Sarıldım. Öyle bir sarıldım ki, kalbim onun göğsüne geçecek sandım. Saçlarını öptüm. Gözlerini, alnını…

O sabahın kokusunu, tenini, susuşunu içime hapsettim.

“Döneceğim,” dedim. “Ne olursa olsun sana döneceğim.”

“Bekleyeceğim,” dedi.

Kapıdan çıkarken elim hala cebimdeydi. Parçalanmamak için zor tuttum kendimi.

Görevdi bu. Mecburiyetti.

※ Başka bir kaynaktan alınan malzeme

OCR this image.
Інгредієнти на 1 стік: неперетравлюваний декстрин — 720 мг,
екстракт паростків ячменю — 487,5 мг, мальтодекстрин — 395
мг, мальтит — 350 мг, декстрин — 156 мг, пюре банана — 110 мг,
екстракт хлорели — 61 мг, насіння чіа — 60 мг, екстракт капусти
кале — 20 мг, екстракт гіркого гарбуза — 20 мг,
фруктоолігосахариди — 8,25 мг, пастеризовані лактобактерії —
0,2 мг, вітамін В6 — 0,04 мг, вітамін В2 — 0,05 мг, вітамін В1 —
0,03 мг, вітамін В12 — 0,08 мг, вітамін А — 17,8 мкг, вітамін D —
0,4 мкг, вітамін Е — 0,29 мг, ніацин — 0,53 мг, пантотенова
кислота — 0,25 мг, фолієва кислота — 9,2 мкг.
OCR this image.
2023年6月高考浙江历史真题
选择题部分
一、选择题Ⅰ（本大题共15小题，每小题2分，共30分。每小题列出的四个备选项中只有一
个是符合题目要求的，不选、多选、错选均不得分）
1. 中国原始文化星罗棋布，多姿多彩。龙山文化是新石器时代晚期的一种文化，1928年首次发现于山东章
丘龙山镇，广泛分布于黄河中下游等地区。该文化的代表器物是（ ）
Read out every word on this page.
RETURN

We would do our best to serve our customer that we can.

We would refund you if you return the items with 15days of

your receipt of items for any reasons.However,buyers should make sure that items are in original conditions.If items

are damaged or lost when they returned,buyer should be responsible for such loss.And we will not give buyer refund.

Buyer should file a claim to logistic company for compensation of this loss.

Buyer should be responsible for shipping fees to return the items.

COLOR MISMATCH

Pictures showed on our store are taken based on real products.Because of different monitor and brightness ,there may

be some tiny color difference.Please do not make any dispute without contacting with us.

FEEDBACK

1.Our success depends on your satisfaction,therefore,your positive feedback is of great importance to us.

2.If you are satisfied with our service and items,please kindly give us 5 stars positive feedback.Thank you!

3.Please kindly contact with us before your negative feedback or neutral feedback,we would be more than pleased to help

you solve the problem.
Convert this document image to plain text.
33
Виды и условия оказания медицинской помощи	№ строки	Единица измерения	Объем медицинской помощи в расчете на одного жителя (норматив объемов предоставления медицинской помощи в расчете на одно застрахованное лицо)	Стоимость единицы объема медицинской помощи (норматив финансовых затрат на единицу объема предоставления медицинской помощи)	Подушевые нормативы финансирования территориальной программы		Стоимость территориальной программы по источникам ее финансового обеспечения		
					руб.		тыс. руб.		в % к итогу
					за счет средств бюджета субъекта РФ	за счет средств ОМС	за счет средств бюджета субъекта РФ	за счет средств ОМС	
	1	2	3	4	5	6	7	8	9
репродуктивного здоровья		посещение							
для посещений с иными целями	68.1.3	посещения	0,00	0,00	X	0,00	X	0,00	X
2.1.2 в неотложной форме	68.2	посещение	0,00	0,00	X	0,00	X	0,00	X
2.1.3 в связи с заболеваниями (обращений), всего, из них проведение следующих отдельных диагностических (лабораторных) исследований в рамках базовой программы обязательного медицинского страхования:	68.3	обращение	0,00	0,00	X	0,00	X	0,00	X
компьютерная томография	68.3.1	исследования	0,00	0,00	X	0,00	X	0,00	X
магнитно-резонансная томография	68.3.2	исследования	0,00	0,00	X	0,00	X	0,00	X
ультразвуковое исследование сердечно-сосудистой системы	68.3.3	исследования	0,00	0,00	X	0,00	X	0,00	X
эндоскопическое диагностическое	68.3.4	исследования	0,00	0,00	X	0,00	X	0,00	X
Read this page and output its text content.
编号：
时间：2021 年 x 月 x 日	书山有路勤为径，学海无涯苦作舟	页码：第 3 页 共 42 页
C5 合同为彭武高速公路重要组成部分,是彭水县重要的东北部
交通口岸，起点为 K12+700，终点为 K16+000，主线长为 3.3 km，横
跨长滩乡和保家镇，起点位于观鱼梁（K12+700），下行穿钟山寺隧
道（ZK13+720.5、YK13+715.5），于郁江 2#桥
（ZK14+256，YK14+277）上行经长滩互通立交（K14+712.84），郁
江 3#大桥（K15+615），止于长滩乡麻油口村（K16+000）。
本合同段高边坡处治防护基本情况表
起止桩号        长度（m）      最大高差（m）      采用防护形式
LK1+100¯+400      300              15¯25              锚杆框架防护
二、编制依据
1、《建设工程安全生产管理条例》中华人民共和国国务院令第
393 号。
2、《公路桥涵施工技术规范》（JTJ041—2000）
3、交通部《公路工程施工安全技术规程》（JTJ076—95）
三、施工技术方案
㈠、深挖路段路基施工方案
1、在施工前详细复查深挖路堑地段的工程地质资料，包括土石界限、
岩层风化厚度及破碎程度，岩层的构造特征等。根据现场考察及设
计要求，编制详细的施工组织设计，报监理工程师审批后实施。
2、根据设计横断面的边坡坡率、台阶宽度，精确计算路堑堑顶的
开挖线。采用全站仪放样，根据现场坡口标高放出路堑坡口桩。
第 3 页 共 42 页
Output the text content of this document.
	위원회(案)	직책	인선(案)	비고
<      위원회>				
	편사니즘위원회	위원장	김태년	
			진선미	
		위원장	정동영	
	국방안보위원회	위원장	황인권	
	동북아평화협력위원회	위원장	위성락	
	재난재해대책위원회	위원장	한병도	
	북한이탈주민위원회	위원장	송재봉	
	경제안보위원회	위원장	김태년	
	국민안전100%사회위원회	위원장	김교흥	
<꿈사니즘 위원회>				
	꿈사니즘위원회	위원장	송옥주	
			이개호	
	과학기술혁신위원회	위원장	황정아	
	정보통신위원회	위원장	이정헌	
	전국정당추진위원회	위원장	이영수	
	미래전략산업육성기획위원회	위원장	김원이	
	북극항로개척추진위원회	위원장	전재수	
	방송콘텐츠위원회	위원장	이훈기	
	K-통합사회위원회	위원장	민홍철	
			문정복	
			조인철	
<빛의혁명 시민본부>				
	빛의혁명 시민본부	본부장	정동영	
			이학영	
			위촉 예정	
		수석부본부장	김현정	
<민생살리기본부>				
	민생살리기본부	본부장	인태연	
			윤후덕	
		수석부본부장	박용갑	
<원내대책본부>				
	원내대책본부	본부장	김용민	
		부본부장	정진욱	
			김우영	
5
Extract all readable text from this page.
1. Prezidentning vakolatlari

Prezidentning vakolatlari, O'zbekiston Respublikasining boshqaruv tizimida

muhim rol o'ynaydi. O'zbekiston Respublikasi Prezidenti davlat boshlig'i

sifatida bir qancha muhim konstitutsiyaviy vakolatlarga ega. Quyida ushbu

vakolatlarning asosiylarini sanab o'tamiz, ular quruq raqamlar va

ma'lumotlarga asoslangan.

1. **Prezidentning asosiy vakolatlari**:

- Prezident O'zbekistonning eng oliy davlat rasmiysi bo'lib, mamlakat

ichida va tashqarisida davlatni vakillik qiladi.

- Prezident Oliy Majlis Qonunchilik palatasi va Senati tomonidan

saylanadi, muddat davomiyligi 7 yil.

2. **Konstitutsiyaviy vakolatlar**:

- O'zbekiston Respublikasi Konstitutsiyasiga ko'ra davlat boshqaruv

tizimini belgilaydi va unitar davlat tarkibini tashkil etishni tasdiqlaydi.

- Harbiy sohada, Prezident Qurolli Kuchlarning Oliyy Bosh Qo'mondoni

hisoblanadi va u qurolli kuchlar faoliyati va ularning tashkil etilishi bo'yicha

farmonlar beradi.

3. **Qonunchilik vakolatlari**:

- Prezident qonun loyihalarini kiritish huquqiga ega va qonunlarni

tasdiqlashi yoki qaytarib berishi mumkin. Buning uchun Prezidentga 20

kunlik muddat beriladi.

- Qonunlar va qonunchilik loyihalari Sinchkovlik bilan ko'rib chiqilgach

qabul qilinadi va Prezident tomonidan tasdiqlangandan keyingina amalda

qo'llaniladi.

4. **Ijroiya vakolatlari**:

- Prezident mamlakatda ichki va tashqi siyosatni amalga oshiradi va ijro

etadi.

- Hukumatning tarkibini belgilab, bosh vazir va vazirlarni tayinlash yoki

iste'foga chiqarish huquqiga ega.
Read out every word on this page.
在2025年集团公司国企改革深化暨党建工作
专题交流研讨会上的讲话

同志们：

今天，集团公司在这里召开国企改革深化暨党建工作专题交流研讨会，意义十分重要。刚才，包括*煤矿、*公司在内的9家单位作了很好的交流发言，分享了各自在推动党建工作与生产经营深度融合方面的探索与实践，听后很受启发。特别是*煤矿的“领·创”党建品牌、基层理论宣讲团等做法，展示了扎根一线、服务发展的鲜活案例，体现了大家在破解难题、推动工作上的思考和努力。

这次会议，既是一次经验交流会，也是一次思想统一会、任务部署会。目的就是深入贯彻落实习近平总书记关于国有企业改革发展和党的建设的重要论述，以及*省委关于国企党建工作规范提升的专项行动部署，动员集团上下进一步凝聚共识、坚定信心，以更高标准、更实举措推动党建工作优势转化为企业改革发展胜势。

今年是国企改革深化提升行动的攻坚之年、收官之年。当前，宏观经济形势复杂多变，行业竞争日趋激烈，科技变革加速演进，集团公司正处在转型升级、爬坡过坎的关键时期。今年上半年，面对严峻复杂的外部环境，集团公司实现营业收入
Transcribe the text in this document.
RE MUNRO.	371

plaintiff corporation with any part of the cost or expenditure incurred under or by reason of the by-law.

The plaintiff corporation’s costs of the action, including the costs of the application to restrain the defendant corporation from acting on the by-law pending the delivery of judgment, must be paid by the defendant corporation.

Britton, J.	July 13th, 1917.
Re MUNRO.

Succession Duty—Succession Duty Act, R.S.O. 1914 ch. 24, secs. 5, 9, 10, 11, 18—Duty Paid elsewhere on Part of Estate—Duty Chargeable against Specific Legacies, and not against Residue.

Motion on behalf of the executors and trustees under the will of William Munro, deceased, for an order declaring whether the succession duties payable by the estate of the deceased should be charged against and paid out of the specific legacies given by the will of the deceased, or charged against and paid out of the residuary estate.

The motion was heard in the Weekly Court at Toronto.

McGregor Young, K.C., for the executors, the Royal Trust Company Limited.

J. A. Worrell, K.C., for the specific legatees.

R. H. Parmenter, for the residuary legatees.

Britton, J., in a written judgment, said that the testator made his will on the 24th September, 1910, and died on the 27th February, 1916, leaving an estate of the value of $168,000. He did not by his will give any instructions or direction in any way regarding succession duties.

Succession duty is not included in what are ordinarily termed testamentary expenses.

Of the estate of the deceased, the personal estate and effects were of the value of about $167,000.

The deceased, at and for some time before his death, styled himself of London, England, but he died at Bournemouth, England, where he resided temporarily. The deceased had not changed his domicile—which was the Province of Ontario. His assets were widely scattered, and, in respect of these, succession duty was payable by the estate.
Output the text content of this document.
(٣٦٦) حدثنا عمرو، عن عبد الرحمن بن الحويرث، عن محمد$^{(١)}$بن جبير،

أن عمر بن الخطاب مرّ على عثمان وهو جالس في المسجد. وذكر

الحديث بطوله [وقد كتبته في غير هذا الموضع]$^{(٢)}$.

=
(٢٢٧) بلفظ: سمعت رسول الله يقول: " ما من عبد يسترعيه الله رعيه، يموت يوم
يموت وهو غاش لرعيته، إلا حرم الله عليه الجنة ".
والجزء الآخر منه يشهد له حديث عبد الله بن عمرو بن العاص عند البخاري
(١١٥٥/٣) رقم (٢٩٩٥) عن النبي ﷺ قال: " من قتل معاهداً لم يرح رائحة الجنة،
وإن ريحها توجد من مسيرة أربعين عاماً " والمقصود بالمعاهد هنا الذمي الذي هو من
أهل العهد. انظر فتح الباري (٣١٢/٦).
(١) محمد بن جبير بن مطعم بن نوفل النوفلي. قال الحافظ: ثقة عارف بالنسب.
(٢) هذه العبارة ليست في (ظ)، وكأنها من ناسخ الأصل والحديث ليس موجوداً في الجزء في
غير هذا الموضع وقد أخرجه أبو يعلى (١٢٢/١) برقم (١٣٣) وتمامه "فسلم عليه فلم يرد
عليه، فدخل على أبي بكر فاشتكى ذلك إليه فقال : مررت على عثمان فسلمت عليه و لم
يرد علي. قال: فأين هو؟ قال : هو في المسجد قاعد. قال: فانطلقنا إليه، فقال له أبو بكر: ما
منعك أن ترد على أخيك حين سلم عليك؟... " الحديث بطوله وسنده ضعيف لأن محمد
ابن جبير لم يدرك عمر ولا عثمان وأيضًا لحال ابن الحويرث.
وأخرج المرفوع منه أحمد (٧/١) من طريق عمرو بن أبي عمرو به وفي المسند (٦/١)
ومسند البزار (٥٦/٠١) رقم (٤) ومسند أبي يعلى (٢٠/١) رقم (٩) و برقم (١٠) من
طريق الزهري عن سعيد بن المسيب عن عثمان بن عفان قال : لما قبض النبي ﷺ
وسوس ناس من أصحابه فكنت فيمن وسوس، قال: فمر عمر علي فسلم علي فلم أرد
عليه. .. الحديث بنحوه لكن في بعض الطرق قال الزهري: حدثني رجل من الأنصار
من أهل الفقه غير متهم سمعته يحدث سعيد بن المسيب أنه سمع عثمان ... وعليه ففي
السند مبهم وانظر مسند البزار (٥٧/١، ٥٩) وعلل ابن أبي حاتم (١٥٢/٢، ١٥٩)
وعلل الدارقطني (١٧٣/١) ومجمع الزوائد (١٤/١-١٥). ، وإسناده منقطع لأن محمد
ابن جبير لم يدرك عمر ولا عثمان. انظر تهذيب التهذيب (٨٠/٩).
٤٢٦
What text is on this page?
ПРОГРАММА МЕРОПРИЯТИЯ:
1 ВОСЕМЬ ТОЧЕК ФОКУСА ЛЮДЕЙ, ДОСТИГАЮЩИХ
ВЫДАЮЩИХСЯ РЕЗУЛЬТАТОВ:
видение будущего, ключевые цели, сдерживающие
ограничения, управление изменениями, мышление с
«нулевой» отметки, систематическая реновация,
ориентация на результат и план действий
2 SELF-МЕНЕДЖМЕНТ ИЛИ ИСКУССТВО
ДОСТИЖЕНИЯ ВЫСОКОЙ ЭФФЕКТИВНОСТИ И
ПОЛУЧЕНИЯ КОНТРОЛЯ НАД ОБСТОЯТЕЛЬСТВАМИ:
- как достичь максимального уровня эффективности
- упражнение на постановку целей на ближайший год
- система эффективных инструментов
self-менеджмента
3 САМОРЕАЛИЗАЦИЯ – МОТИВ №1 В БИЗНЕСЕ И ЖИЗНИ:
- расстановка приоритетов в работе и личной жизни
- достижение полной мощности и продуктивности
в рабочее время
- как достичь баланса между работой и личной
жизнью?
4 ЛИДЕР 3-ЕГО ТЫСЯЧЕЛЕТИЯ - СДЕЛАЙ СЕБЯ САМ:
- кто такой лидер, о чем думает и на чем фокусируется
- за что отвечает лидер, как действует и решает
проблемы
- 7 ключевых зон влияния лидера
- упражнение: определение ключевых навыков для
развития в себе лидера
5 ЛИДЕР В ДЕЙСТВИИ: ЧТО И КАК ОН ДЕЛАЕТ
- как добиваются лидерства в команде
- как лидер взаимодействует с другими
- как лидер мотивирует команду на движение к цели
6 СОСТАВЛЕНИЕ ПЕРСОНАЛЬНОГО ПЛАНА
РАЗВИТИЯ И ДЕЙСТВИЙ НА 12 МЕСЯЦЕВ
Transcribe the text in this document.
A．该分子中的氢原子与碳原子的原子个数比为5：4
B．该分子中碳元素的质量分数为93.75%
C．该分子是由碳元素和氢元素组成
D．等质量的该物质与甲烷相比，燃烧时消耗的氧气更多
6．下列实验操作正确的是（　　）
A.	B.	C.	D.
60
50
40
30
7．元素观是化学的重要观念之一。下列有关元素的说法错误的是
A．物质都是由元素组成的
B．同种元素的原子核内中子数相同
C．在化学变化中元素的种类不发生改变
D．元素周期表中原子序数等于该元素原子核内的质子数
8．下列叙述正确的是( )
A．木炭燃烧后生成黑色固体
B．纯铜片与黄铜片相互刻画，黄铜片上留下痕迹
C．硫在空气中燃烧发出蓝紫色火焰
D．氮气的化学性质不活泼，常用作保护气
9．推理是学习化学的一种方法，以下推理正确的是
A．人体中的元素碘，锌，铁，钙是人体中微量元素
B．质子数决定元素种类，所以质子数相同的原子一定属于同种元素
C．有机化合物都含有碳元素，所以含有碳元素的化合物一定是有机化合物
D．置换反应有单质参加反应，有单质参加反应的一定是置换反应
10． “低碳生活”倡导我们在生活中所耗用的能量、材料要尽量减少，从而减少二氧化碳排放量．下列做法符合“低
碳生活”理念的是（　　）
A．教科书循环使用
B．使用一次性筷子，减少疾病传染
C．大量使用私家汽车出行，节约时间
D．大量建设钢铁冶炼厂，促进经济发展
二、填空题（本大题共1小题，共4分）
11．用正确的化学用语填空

Ama bu kez ilk kez arkamda bir ev, bir kadın, bir hayat bırakıyordum.

Şehrazat’tı o hayat.

Karargâh kapısından içeri adımımı attığım anda, zaman farklı bir ritimle akmaya başladı. Sanki dış dünyada yaşadığım o sabah… o sessizlik… o ten kokusu, buraya gelince silinmişti.

Burada duygu değil, disiplin vardı.

Sevda değil, görev.

Koridor boyunca yürürken bot seslerim metal duvarlarda yankılandı. Kafamda bin düşünce, kalbimde bir yemin… ama yüzümde hiçbir şey yoktu. Öğretilmişti bu. İçindekileri dışarı sızdırırsan, zayıf görünürsün. Zayıf adam, burada uzun kalmazdı.

Kapıyı ittiğimde içerideki sesler hemen susmadı. Tim masanın etrafında toplanmıştı. Harita açılmış, ortasında kırmızı çemberle işaretlenmiş bir bölge vardı.

İlk konuşan Rıdvan abi oldu.

“Geldi bizimki” dedi, ayağa kalkarken. Omzuma sert bir tokat indirdi. “vedalaşmak zor oldu sanırım.”

Gülümsedim. Rıdvan abi, hem komutan yardımcısı hem abi gibiydi bana. Yaş farkı vardı ama bizim timde hiyerarşi biraz kalple çalışıyordu.

Ateş araya girdi. “Ne zaman evlendin be? Adam yüzüğü parmağına değil kalbine takmış gibi geldi.”

“Saçmalamayın,” dedim. Gülümsesem de boğazımda bir düğüm vardı. “Görev nedir, ona bakalım.”

Dursun çaktırmadan çay uzattı. “İç, komutanım. Gece görevi var. Ayık ol.”

O an odanın diğer ucundan bir ses geldi.

“Şakalaşmayı bırakın. Karan, sen de gel.”

Albaydı. Sert, keskin ve net.

Yanına yaklaştım. Masadaki haritaya bir daha baktım. Bu kez detaylarıyla.

“Hududun sıfır noktasında yeni bir geçiş hattı oluştu,” dedi.

“Yasa dışı silah transferi yapılıyor. Bize gelen istihbarat, bu hattın sadece bir lojistik koridor değil, aynı zamanda komuta merkezi olduğuna dair. Dikkatli olacaksınız.”

Sinan araya girdi. “Yani içeride biri mi var?”

Albay başını eğdi. “Henüz teyitli değil. Ama içeride biri varsa, o kişi sadece bilgi sızdırmakla kalmıyor; ekiplere yön de veriyor. Siz bu gece geçeceksiniz. Sessiz. Temiz. Hızlı.”

Devran bir adım öne çıktı. “Operasyon süresi?”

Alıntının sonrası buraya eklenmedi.